Retail and bank-owned super fund members are losing out by between $800 million and $1.8 billion over four years because their funds have been slow to move default accounts across to low cost MySuper options, new research has found.
When the MySuper laws were introduced in 2013, funds were given four years to transition default members into MySuper products by mid-2017.
But, the research, conducted by Rainmaker Information for Industry Super Australia, shows that while not-for-profit funds completed the transfer of existing member accounts across to MySuper products within the first year (June 2014), retail superannuation funds are still lagging.
Just 43 per cent of for-profit default funds had moved over to MySuper accounts by June 30 2016.
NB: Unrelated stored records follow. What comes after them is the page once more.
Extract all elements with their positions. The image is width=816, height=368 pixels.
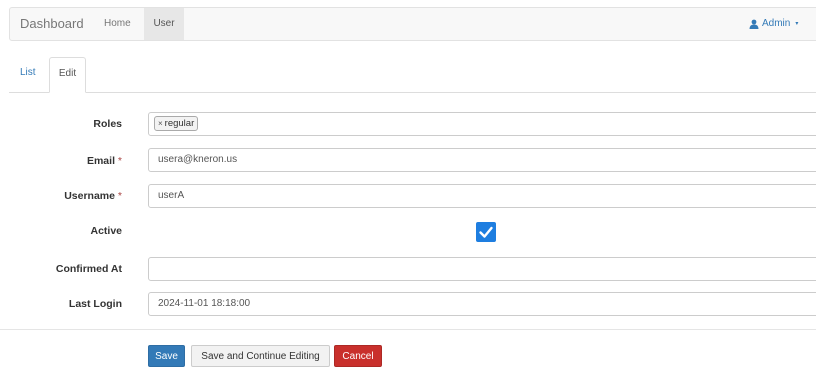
top-navbar: Dashboard Home User Admin ▾ (9, 7, 816, 41)
active-label: Active (90, 225, 122, 237)
admin-menu-label: Admin (762, 18, 791, 29)
admin-user-menu[interactable]: Admin ▾ (749, 18, 798, 29)
brand-link[interactable]: Dashboard (20, 16, 84, 31)
confirmed-at-field[interactable] (148, 257, 816, 281)
username-field[interactable]: userA (148, 184, 816, 208)
save-button[interactable]: Save (148, 345, 185, 367)
form-divider (0, 329, 816, 330)
required-marker: * (117, 155, 122, 167)
last-login-label: Last Login (68, 298, 122, 310)
last-login-field[interactable]: 2024-11-01 18:18:00 (148, 292, 816, 316)
save-and-continue-button[interactable]: Save and Continue Editing (191, 345, 330, 367)
email-field[interactable]: usera@kneron.us (148, 148, 816, 172)
roles-select[interactable]: × regular (148, 112, 816, 136)
username-label: Username * (64, 190, 122, 202)
chevron-down-icon: ▾ (795, 21, 799, 27)
email-label: Email * (86, 155, 122, 167)
nav-item-home[interactable]: Home (104, 8, 131, 40)
cancel-button[interactable]: Cancel (334, 345, 382, 367)
remove-tag-icon[interactable]: × (158, 119, 163, 128)
active-checkbox[interactable] (476, 222, 496, 242)
role-tag-label: regular (164, 118, 195, 129)
role-tag[interactable]: × regular (154, 116, 199, 131)
tab-edit[interactable]: Edit (49, 57, 86, 93)
nav-item-user[interactable]: User (144, 8, 184, 40)
required-marker: * (117, 190, 122, 202)
confirmed-at-label: Confirmed At (55, 263, 122, 275)
checkmark-icon (479, 226, 493, 238)
tab-bar: List Edit (9, 57, 816, 93)
user-icon (749, 19, 759, 29)
tab-list[interactable]: List (20, 57, 36, 92)
roles-label: Roles (93, 118, 122, 130)
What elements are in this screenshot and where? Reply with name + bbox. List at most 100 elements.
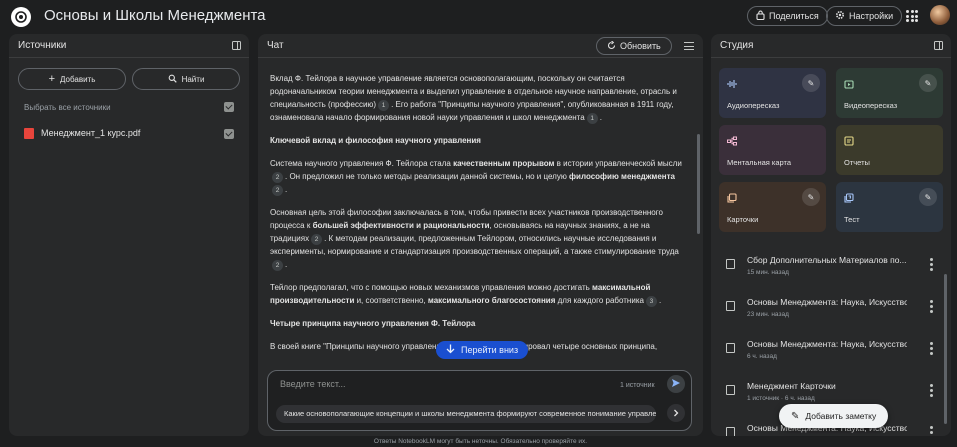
send-icon [671,377,681,391]
edit-button[interactable]: ✎ [919,74,937,92]
heading-text: Ключевой вклад и философия научного упра… [270,136,481,145]
pencil-icon: ✎ [924,78,932,88]
tile-video-overview[interactable]: ✎ Видеопересказ [836,68,943,118]
response-heading: Четыре принципа научного управления Ф. Т… [270,317,685,330]
response-heading: Ключевой вклад и философия научного упра… [270,134,685,147]
response-text: Система научного управления Ф. Тейлора с… [270,159,454,168]
share-button[interactable]: Поделиться [747,6,828,26]
note-title: Сбор Дополнительных Материалов по... [747,255,907,265]
chat-input-box[interactable]: Введите текст... 1 источник Какие осново… [267,370,692,431]
notebooklm-logo[interactable] [11,7,31,27]
edit-button[interactable]: ✎ [802,74,820,92]
note-icon [726,259,735,269]
note-meta: 6 ч. назад [747,353,777,360]
edit-button[interactable]: ✎ [802,188,820,206]
collapse-panel-icon[interactable] [232,41,241,50]
studio-scrollbar[interactable] [944,274,947,424]
collapse-panel-icon[interactable] [934,41,943,50]
arrow-down-icon [446,344,455,356]
tune-icon[interactable] [684,42,694,50]
send-button[interactable] [667,375,685,393]
cards-icon [727,192,737,203]
plus-icon: + [48,73,56,85]
more-vert-icon[interactable] [930,426,933,436]
gear-icon [835,10,845,22]
chat-scrollbar[interactable] [697,134,700,234]
jump-label: Перейти вниз [461,345,519,355]
source-checkbox[interactable] [224,128,234,139]
note-title: Основы Менеджмента: Наука, Искусство ... [747,339,907,349]
add-source-label: Добавить [60,74,96,84]
citation-chip[interactable]: 1 [378,100,390,111]
note-item[interactable]: Основы Менеджмента: Наука, Искусство ...… [711,288,951,330]
search-sparkle-icon [168,74,177,85]
citation-chip[interactable]: 2 [272,185,283,196]
more-vert-icon[interactable] [930,300,933,313]
waveform-icon [727,78,737,88]
note-title: Менеджмент Карточки [747,381,836,391]
more-vert-icon[interactable] [930,384,933,397]
refresh-button[interactable]: Обновить [596,37,672,55]
note-meta: 23 мин. назад [747,311,789,318]
mindmap-icon [727,135,737,146]
lock-icon [756,10,765,22]
note-icon [726,301,735,311]
sources-title: Источники [18,40,67,51]
quiz-icon [844,192,854,203]
add-note-button[interactable]: ✎ Добавить заметку [779,404,889,428]
more-vert-icon[interactable] [930,342,933,355]
select-all-row[interactable]: Выбрать все источники [9,102,249,112]
add-source-button[interactable]: + Добавить [18,68,126,90]
response-paragraph: Тейлор предполагал, что с помощью новых … [270,283,662,307]
note-item[interactable]: Сбор Дополнительных Материалов по... 15 … [711,246,951,288]
settings-button[interactable]: Настройки [826,6,903,26]
citation-chip[interactable]: 1 [586,113,598,124]
chat-input[interactable]: Введите текст... [280,379,346,389]
report-icon [844,135,854,146]
source-item[interactable]: Менеджмент_1 курс.pdf [9,128,249,140]
avatar[interactable] [930,5,950,25]
citation-chip[interactable]: 2 [311,234,323,245]
tile-label: Карточки [727,215,759,224]
tile-quiz[interactable]: ✎ Тест [836,182,943,232]
tile-reports[interactable]: Отчеты [836,125,943,175]
suggested-question[interactable]: Какие основополагающие концепции и школы… [276,405,656,423]
jump-to-bottom-button[interactable]: Перейти вниз [436,341,529,359]
more-vert-icon[interactable] [930,258,933,271]
find-source-button[interactable]: Найти [132,68,240,90]
note-item[interactable]: Основы Менеджмента: Наука, Искусство ...… [711,330,951,372]
tile-flashcards[interactable]: ✎ Карточки [719,182,826,232]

Funds owned by private financial institutions account for 67 per cent of accrued default balances. As a result the slow transiton to MySuper revealed by Rainmaker is “most likely a deliberate strategy by retail wealth managers,” said David Whiteley, CEO if Industry Super Australia.
“There is a major question as to whether trustees are fulfilling their legal duties to put the interests of members over profits generated by wealth businesses inside the banks.”
The average fee differential incurred in this delayed transition could reduce a typical retail fund member’s final retirement savings balance by around $20,000. In aggregate terms, this translates into $1.4 billion in foregone superannuation savings over 10 years and $2.6 billion over 20 years, ISA estimates.
The report notes that “these impacts can multiply four-fold if the retail MySuper product the member is transitioned into underperforms by 1 per cent – an outcome that has so far found to be the case since the introduction of MySuper in 2013.”
It’s bigger than the default sector
According to ISA, the issue of high fee legacy products goes beyond the default sector. Estimates suggest around a third of assets in the choice sector are also parked in higher cost legacy products, but with no legislative requirement to transfer these members into more contemporary and lower fee products.
The Financial Services Council, which represents super funds owned by the banks and listed wealth firms, said the most significant issue with the MySuper regime was that it had not resulted in an increase in competition in the super sector.
“There is a clear timetable for the transferral, which is eight months away. This is a small part of the equation and it is being resolved,” Andrew Bragg, director of policy at the FSC, told The Australian Financial Review reported.
“The bigger question is: when will there be competition in default super?” he said.
Mr Bragg argued that MySuper was an “unfinished reform” on the grounds that it was designed to introduce low fee products that were easily comparable and would give super funds an even playing field on which to attract default contributions.
New models are being examined
The Productivity Commission is conducting an inquiry into developing models for a formal competition process in allocating default super contributions. Under the current system, about $10 billion of super contributions a year flow to industry super funds through the industrial awards system.
Rainmaker reported that MySuper products were managing $475 billion of super savings, a rise of 11 per cent over the past year. By July next year the figure is expected to be $633 billion, rising to $1 trillion by 2024.
The research house said industry schemes had “in effect fully transitioned” all default super savings into the no-frills MySuper products. MySuper products were on average 20 per cent cheaper than old-style retail workplace funds, Rainmaker found.
“The sooner members transition across to these lower cost products, the sooner they start saving fees,” Rainmaker said.